Remedy: Alter your watering habits, always making sure to check the soil before watering. Don’t neglect the plant fully.
Cause: Root rot or some disease
Remedy: Always use sterilized pots and pest-free soil, inspecting it when buying. Maintain clean hygienic conditions and water reasonably, when the top 2 inches of the soil are dry. Pests are also more common if the plant is overwatered.
Rumpled young growth with yellow specks
Remedy: Rinse off the infected plant and use insecticidal soap on new growing tips.
White cottony substance forming on the foliage
Remedy: Remove with tweezers or a cotton swab dipped in alcohol, repeating the process after 6 days.
Why are the leaves on my philodendron turning yellow?
There are several reasons for this common occurrence.

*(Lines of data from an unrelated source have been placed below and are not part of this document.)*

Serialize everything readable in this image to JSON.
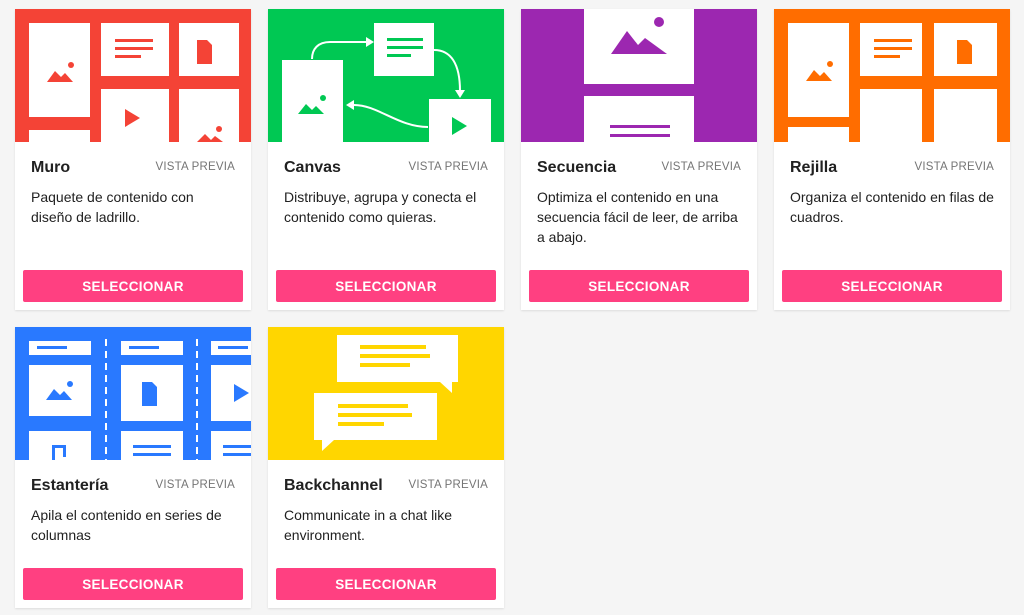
{
  "preview_label": "VISTA PREVIA",
  "select_label": "SELECCIONAR",
  "cards": [
    {
      "title": "Muro",
      "description": "Paquete de contenido con diseño de ladrillo.",
      "color": "#f44336"
    },
    {
      "title": "Canvas",
      "description": "Distribuye, agrupa y conecta el contenido como quieras.",
      "color": "#00c853"
    },
    {
      "title": "Secuencia",
      "description": "Optimiza el contenido en una secuencia fácil de leer, de arriba a abajo.",
      "color": "#9c27b0"
    },
    {
      "title": "Rejilla",
      "description": "Organiza el contenido en filas de cuadros.",
      "color": "#ff6d00"
    },
    {
      "title": "Estantería",
      "description": "Apila el contenido en series de columnas",
      "color": "#2979ff"
    },
    {
      "title": "Backchannel",
      "description": "Communicate in a chat like environment.",
      "color": "#ffd600"
    }
  ],
  "button_color": "#ff4081"
}
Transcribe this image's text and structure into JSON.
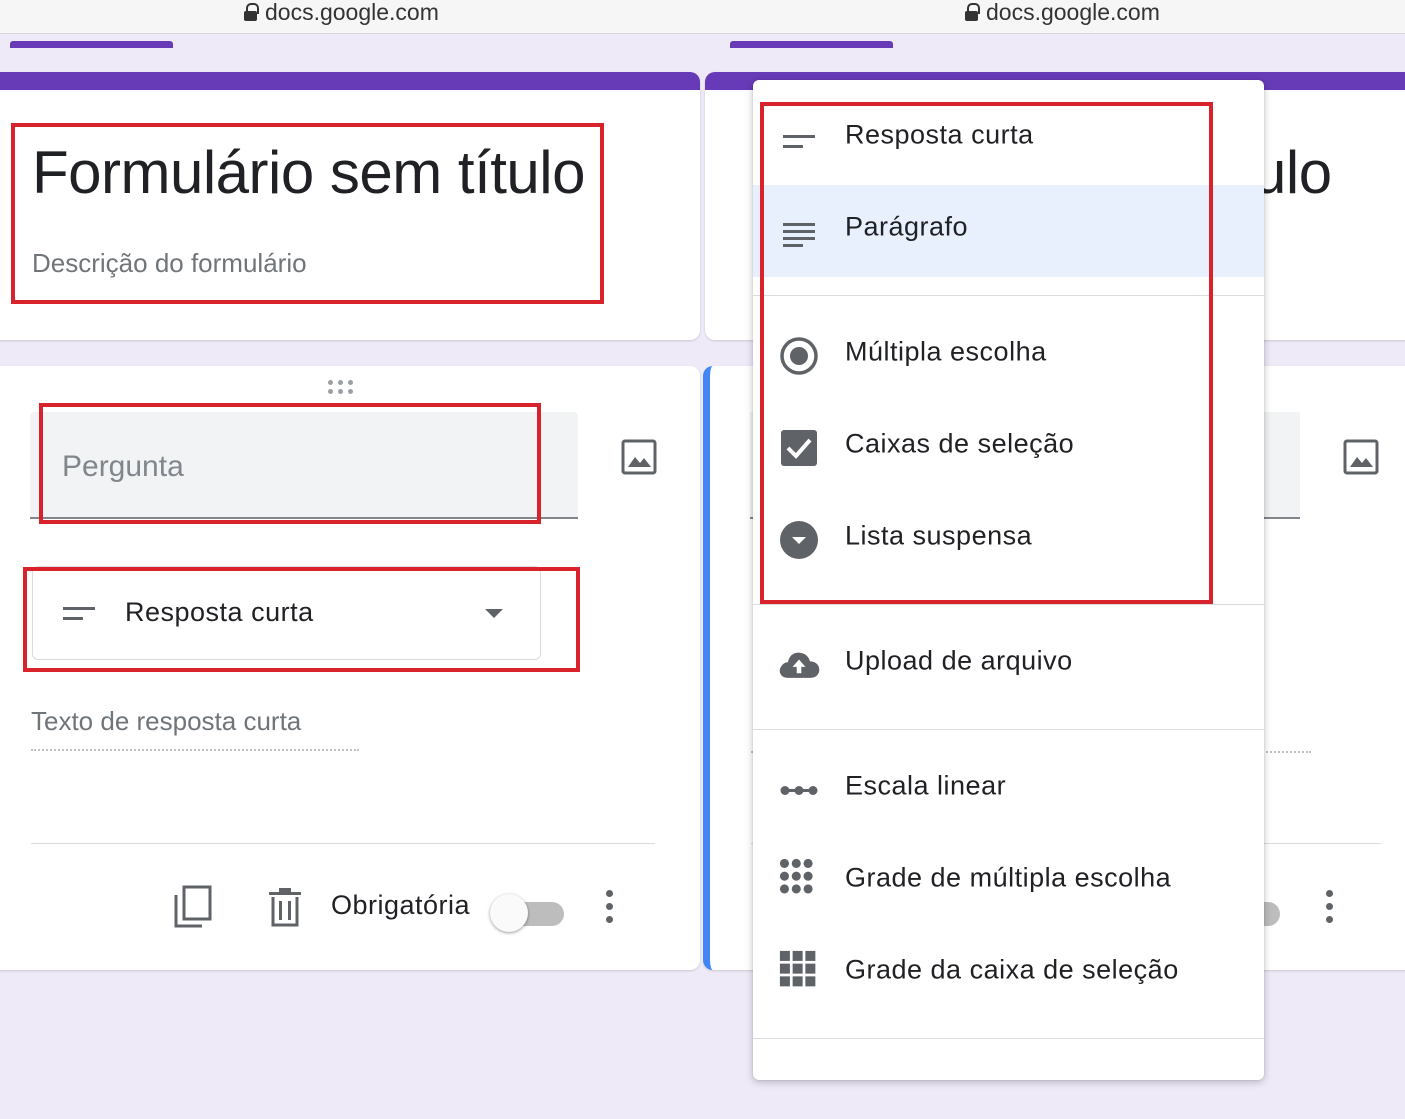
{
  "left": {
    "url": "docs.google.com",
    "form_title": "Formulário sem título",
    "form_description": "Descrição do formulário",
    "question_placeholder": "Pergunta",
    "question_type": "Resposta curta",
    "answer_placeholder": "Texto de resposta curta",
    "required_label": "Obrigatória",
    "required_on": false
  },
  "right": {
    "url": "docs.google.com",
    "form_title_partial": "ulo"
  },
  "menu": {
    "items": [
      {
        "label": "Resposta curta",
        "icon": "short-answer-icon",
        "selected": false
      },
      {
        "label": "Parágrafo",
        "icon": "paragraph-icon",
        "selected": true
      },
      {
        "label": "Múltipla escolha",
        "icon": "radio-button-icon",
        "selected": false
      },
      {
        "label": "Caixas de seleção",
        "icon": "checkbox-icon",
        "selected": false
      },
      {
        "label": "Lista suspensa",
        "icon": "dropdown-icon",
        "selected": false
      },
      {
        "label": "Upload de arquivo",
        "icon": "cloud-upload-icon",
        "selected": false
      },
      {
        "label": "Escala linear",
        "icon": "linear-scale-icon",
        "selected": false
      },
      {
        "label": "Grade de múltipla escolha",
        "icon": "dot-grid-icon",
        "selected": false
      },
      {
        "label": "Grade da caixa de seleção",
        "icon": "square-grid-icon",
        "selected": false
      }
    ]
  },
  "colors": {
    "theme": "#673ab7",
    "active_border": "#4285f4",
    "highlight_box": "#d9232c",
    "selected_item": "#e8f0fe"
  }
}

The first one is cold temperatures. It is normal for this plant to shed some older leaves, it is time to worry when your plant’s leaves turn yellow at once. It is due to stress from cold temperatures or cold floors.
Another reason is too much light if healthy leaves turn yellow.
Pale new growth can also grow pale due to insufficient fertilizer or the fertilizer you are using lacks magnesium or calcium.
Also, yellowing of leaves may occur the first few weeks when you bring a plant home from a shop, especially smaller leaves that get shaded out by larger leaves. Always choose a healthy plant. And if that happens, don’t fret, since the plant needs some time to settle in.
Are philodendrons poisonous to dogs?
Yes, philodendrons are poisonous to pets and people if ingested. However, a reaction will be made manifest only if large amounts are ingested. Still, make sure your pets are safe and be on the lookout for any potential reaction. Take your pets to the doctor as soon as possible.
Can philodendron grow in water?
Philodendron plants can form roots in water as one method of propagation. First, you take the cutting, removing a few bottom leaves and dipping it into water. Roots will emerge within three weeks and sometimes a month.
You can also grow your cutting in water completely, this is known as hydroculture. Remember you’ll have to add liquid plant food to the water occasionally to provide nutrients the plant would otherwise take from the soil.
Do philodendrons clean the air?
NASA’s research has found that Philodendrons have the ability to clean the air indoors, especially Heartleaf, Elephant ear and Selloum.
Philodendrons are considered staple plants, so easy and obliging that they deserve a mention and a place in everyone’s home. These plants come from shady places in the tropics and are best adapted to indoor gardening, plus they are widely available everywhere.
Beyond routine watering and feeding, the only maintenance it requires is periodic leaf cleaning, easily done with a soft, damp sponge or cloth. Tolerant of low light and less than ideal soil, even inconsistent watering regime-perfect for beginners.
All in all, this foliage plant creates great green drama and a very nice tropical accent along with other plants such as lady palms and dumb canes.